LAWS :- Civil P.C. -1908, Order.18 Rule.17, And Evidence Act – 1872), S.137,  S.138


(1) Admit.

(2) At request of learned counsel for the petitioner, the matter is taken up for final disposal as the respondents already stand proceeded ex parte on 8-4-2004. It may be noticed that the petition was originally registered as a revision petition, but was subsequently converted into a petition under Article 227 of the Constitution of India as per the order passed on 19-5-2006.

(3) A suit was filed for declaration and injunction in respect of an agreement to sell dated 8-5-1981 stated to be executed by the defendants in the suit in favour of Smt. Saroj Bala and Mr. Duli Chand as not valid and binding and restraining the defendant from executing any sale deed in respect of the suit property. The petitioner herein is original defendant No. 7. The defendant moved an application under Order 18 Rule 17 of the Code of Civil Procedure, 1908 (hereinafter referred to as the said Code) seeking recall of DW 1 for his cross examination by defendant No. 7 as according to the petitioner the defendants Nos. 1 to 6 on whose behalf defendant No. 1 appeared had started supporting the original plaintiffs. This request has been declined in terms of the impugned order dated 1-7-2002.

(4) In order to appreciate the controversy, it is necessary to reproduce the relevant provision;


(5.) Learned counsel for the petitioner submits that the right of the petitioner to cross examine the defendant No. 1 cannot be shut out and in this behalf has relied upon the judgments of the learned single Judge of this Court in Mrs.

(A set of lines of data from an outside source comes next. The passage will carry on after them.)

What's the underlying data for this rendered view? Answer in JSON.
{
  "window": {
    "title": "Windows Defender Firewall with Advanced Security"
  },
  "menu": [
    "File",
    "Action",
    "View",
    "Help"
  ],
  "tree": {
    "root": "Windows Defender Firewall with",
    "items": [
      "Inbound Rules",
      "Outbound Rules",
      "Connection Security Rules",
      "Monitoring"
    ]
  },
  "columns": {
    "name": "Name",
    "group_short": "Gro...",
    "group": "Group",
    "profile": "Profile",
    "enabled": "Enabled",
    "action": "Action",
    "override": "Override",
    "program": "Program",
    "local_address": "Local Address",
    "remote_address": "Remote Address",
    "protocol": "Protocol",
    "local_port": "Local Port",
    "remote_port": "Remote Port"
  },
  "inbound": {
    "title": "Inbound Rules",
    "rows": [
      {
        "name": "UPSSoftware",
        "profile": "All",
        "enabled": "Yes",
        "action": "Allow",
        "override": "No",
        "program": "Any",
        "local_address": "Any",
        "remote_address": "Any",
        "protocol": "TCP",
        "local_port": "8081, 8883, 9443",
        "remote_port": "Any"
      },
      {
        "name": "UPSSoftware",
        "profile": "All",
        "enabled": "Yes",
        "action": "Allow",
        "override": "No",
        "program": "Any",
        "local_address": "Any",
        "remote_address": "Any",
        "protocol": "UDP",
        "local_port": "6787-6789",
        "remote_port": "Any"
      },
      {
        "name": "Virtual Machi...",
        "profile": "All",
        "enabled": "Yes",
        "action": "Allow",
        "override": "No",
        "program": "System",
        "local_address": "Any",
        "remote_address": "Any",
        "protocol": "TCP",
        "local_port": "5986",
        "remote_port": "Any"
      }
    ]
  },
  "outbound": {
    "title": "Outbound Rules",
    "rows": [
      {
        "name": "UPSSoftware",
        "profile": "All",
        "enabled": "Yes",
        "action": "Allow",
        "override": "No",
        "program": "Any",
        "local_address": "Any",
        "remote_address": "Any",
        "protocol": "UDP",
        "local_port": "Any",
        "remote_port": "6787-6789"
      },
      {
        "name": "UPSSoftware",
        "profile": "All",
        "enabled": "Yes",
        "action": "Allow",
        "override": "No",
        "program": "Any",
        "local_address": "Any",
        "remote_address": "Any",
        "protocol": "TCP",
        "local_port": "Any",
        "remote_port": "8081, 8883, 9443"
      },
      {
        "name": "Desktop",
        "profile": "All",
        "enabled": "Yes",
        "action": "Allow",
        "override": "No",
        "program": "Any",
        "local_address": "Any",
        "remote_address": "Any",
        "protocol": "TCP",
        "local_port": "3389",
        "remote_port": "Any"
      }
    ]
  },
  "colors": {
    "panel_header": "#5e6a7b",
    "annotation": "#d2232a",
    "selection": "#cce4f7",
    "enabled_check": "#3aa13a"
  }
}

Des Raj Chopra and others V/s. Puran Mal and others, AIR 1975 Del 109 and of the learned single Judge of Punjab and Haryana High Court in Sadhu Singh V/s. Sant Narain Singh Sewadar and others, AIR 1978 P&H 319. In both the judgments the question of the rights of one of the defendants to cross examine the witness produced by the other has been examined. It has been held that the trial Court cannot deny a party to litigation the basic right to cross examine a witness and Sections 137 and 138 of the Indian Evidence Act, 1872 read together allow the right of cross examination of a witness to an adverse party. Thus where parties arrayed as defendants in suit take contradictory stand on a relevant and material issue, they shall be adversary to each other and are entitled to exercise their right of cross examining each other.

(6) The relevant provisions in this behalf are as under :

“137. “Examination in chief”. The examination of a witness by the party who calls him shall be called his examination in chief.

Cross examination. “The examination of a witness by the adverse party shall be called his cross examination.

“Re-examination” The examination of a witness, subsequent to the cross examination by the party who called him, shall be called his re-examination.

  1. “Order of examination” Witnesses shall be first examined in chief, then (if the adverse party so desires) cross examined, then (if the party calling him so desires) re-examined.

The examination and cross examination must relate to relevant facts, but the cross examination need not be confined to the facts to which the witness testified on his examination in chief. Direction of re-examination. “The re-examination shall be directed to the explanation of matters referred to in cross examination; and, if new matter is, by permission of the Court, introduced in re-examination, the adverse party may further cross examine upon that matters”.

(7) On consideration of the submissions made by learned counsel for the petitioner, I am of the view that the same are meritorious and the trial Court fell into a jurisdictional error in failing to exercise jurisdiction vested in it by law. The right of the petitioner (original defendant No. 7) to cross examine the witnesses of the remaining defendants could not be shut out and the learned counsel submits that such a request was in fact made even when DW1 was being examined. Since the same was declined, the formal application was filed in that behalf.

(8) The present petition is accordingly allowed and the impugned order dated 1-7-2002 is set aside. The application filed by the petitioner before the trial court referred to aforesaid is accordingly allowed. Parties are left to bear their own costs. CM No. 1763/2002.

(9) No further directions are called for on this application.

(10) The application stands disposed of.